Ryan’s routine is threatened, however, when his hard-hearted boss (Jason Bateman), who sees the recession as a boon to his business, aims to cut expenses by following a scheme proposed by perkily confident company newcomer Natalie Keener (Ann Kendrick) to keep the front-line fire-men at home and terminate folk via computer connections. Ryan protests but is forced to go out on the road with Keener to show her the ropes so that she can understand the realities of the process and perfect her “script” accordingly. Much of the picture is of course devoted to the banter as this unlikely pair get to know one another and confront the actuality of dismissing workers who suddenly must face the fact that their livelihood is completely unraveling. The montages Reitman and Sheldon Turner have fashioned from these encounters, some fairly extended (as with J.K. Simmons and Zach Galifianakis) but most fairly brief, add a topical punch to the material.

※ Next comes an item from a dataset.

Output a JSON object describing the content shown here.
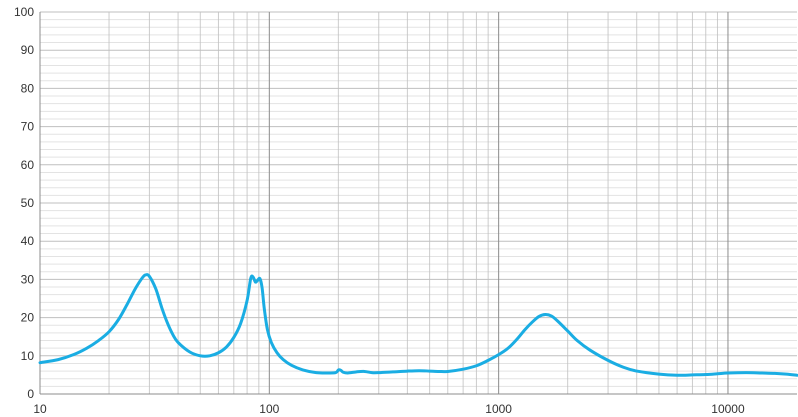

But that’s only one layer to the film. While traipsing around with Natalie, Bingham is conducting an easygoing affair of sorts with Alex Foran (Vera Farmiga), another airline roadie whom he’s just met, had hot sex with, and is now arranging trysts with whenever their schedules allow—a relationship with absolutely no long-term ties on either side. Alex seems Ryan’s perfect partner—one who shares his love of being constantly on the go but expects and wants nothing more than the occasional evening together. Of course Bingham becomes more serious about her than that—something that Keener encourages even as her own Omaha beau is breaking up with her via text message (a fact that gives Clooney one of his best lines)—and winds up inviting her to accompany him to the Wisconsin wedding of his younger sister Julie (Melanie Lynskey). There he acts a completely foreign role when Julie’s intended Jim (Danny McBride) abruptly gets cold feet and he must step in to argue the value of marriage. It gets him thinking about what he really wants; but the picture throws a curve—a series of them, actually—that end things on a bittersweet note that casts a pall even on Ryan’s achievement of his long-held mileage dream.

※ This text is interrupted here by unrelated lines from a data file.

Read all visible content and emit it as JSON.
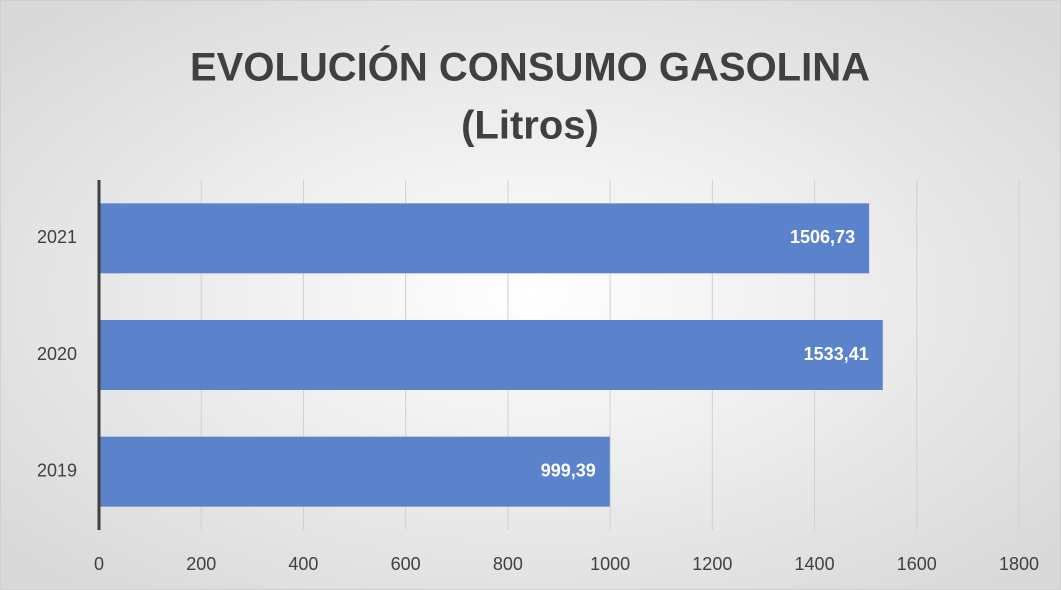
{
  "chart_data": {
    "type": "bar",
    "orientation": "horizontal",
    "title": [
      "EVOLUCIÓN CONSUMO GASOLINA",
      "(Litros)"
    ],
    "categories": [
      "2019",
      "2020",
      "2021"
    ],
    "values": [
      999.39,
      1533.41,
      1506.73
    ],
    "value_labels": [
      "999,39",
      "1533,41",
      "1506,73"
    ],
    "color": "#5b83cc",
    "xlim": [
      0,
      1800
    ],
    "xticks": [
      0,
      200,
      400,
      600,
      800,
      1000,
      1200,
      1400,
      1600,
      1800
    ],
    "grid": true
  }
}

The picture is kept aloft by witty writing and Reitman’s adroit direction, and by Clooney’s effortlessly charismatic turn, but the rest of the cast is great as well. Farmiga proves an equal partner in every respect, bringing the same sort of spark Hepburn brought to her pairing with Tracy, and Kendrick endows Natalie, who could easily have become simply an annoying twit, with some genuine gravity of her own. Bateman is underused—one can imagine much more having been done with his character—but Lynskey, and especially McBride, prove real scene-stealers, as do Simmons and Galifianakis, while Amy Morton practically channels Allison Janney as Ryan’s older sister, who’s having relationship problems of her own. And an amusingly mustached Sam Elliott adds a bright cameo as a pilot. Add colorful production design by Steve Saklad and art direction by Andrew Max Cahn, enhanced by crisp cinematography by Eric Steelberg, and you have a very attractive package. Rolfe Kent’s jaunty score adds to the enjoyment; and be sure to stay through the song that accompanies the closing credits.

“Up in the Air” is a film that defies current comedic conventions. It’s not gross—not a crotch-punch in sight, no nasty language, nary a sign of potty humor. Maybe that will doom it with some audiences. But it flies high on the old-fashioned virtues of intelligence, wit, and cleverness—with a dollop of seriousness added to the mix that recalls the combination the great Preston Sturges brought to a picture like “Sullivan’s Travels.” This is the rare movie about the fear of commitment to which you should definitely not be afraid to commit.